Aleggia qualche pessimismo sui rischi della ripresa della pandemia dopo l'estate. Certo è bene essere vigili e preparati senza però indulgere in pessimismi. Ci vorrà pure un momento per tirare il fiato, dopo tante difficoltà e tensioni. L'importante è che ci sia chiarezza da parte delle Autorità sanitarie nazionali, che hanno troppo spesso spinto la politica, specie quella a traino, verso decisioni contraddittorie e tardive di cui sarebbe bene fare a meno. Resta la constatazione che certe speranze sull'aria dei tempi anche da me annotate nei mesi passati non si sono ancora avverate e certo la guerra della Russia contro l'Ucraina si è aggiunta inopinatamente a smorzare qualunque entusiasmo. Tuttavia, forse con eccessiva ingenuità, mi ero convinto che alla cupezza del periodo vissuto si sarebbe succeduta una voglia di vivere e di fare come carburante per la ripresa.

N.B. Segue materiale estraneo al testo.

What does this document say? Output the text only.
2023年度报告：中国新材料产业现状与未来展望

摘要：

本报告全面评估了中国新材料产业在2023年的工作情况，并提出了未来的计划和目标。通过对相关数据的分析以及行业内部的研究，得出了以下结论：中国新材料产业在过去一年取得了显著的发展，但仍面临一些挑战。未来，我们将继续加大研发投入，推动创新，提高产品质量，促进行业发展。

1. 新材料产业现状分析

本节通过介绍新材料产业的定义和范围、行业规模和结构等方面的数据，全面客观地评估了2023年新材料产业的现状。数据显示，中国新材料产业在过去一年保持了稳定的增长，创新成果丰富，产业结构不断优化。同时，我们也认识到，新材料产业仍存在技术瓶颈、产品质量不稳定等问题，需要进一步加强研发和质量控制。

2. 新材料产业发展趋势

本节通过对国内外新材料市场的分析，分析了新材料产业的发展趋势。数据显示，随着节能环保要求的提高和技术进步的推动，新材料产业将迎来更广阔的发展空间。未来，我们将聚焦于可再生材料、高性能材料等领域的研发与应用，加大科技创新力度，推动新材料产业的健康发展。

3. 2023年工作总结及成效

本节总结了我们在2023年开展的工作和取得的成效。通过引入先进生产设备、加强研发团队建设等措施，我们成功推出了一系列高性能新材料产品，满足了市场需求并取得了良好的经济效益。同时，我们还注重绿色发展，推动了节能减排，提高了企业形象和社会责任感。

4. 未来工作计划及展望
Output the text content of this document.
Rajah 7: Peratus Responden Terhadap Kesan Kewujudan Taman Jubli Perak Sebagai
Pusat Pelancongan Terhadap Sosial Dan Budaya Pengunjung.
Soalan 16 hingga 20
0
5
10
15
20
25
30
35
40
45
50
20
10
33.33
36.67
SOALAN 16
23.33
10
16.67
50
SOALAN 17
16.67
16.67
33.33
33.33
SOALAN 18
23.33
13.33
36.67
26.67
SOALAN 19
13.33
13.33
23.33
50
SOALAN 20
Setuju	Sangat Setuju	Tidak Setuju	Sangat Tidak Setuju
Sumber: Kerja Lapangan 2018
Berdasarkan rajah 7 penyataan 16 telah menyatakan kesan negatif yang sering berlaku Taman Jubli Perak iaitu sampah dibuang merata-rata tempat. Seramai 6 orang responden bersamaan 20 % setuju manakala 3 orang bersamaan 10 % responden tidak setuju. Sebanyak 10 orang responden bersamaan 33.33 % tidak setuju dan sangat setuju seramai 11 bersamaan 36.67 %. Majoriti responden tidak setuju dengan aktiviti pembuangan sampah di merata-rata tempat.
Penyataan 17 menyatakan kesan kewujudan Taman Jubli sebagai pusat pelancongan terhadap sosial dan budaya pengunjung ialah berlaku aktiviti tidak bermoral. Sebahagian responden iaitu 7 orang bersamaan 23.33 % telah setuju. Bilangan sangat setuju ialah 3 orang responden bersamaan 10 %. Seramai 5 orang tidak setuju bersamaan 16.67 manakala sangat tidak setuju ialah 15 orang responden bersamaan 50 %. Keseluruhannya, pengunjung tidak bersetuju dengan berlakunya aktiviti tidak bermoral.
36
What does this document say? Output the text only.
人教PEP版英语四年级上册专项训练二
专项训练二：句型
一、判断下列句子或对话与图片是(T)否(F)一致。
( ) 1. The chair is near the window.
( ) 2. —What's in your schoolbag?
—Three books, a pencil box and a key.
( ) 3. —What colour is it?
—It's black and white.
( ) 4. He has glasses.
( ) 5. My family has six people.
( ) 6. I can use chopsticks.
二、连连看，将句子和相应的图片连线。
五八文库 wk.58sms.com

Intendiamoci: ovunque io sia stato in queste settimane ho constatato una voglia di stare assieme, di rientrare nella normalità, di riprendere socialità ed abitudini abbandonate forzatamente. Noto, però, che resta un altissimo tasso di nervosismo e si abbatte su qualunque argomento una forte presenza di proteste e di polemiche che ammorbano come una malattia la civile convivenza. Lo dico dal mio osservatorio politico ed amministrativo. Rispetto a qualunque scelta si faccia, anche la più banale e teoricamente condivisibile, si alza una ola di protestatari e persino di odiatori, che attizzano il fuoco e aprono le cateratte di lettere e petizioni, rivolgendosi legittimamente alle opposizioni politiche, che trasformano qualunque cosa in interrogazioni o interpellanze. Anche in questo caso, cioè nel legittimo ed importante confronto fra le parti, si nota spesso una foga eccessiva, che supera la soglia in certi casi di una vis polemica contenuta e costruttiva. Questo per dire che certe mie illusioni sul "dopo pandemia" (lo scrivo facendo gli scongiuri) come momento importante per trovare un idem sentire doveroso su grandi temi che obbligherebbero a sforzi unitari e non separatori si sono dimostrate infondate. E lo stesso vale per l'insieme della società, dove a fare clamore sembrano sempre più gli aspetti negativi di quelli positivi e troppi odiatori si battono a colpi di comunicati stampa e di "social" utilizzati per spargere veleni senza alcun apporto costruttivo. Vorrei aggiungere che ho avuto in questo cocenti delusioni con persone che stimavo e che invece hanno tolto la loro maschera, rivelando il loro vero volto, che sarebbe stato meglio non vedere. Tutto questo non giova affatto e vien da dare ragione a Emil Cioran, quando scriveva: «L'odio non diminuisce con gli anni, anzi aumenta. Quello di un rimbambito raggiunge proporzioni a malapena immaginabili: diventato insensibile agli antichi affetti, egli mette ogni talento al servizio dei suoi rancori, i quali, miracolosamente rinvigoriti, sopravvivono al disfacimento della memoria e anche della ragione». Bisogna sdrammatizzare, capire le ragioni degli uni e degli altri, sforzarsi di evitare violenze e covare livore. E' più facile di certo alzare i toni, aumentare le tensioni, cavalcare le proteste, scrivere lettere di fuoco e petizioni muscolari. Ma poi?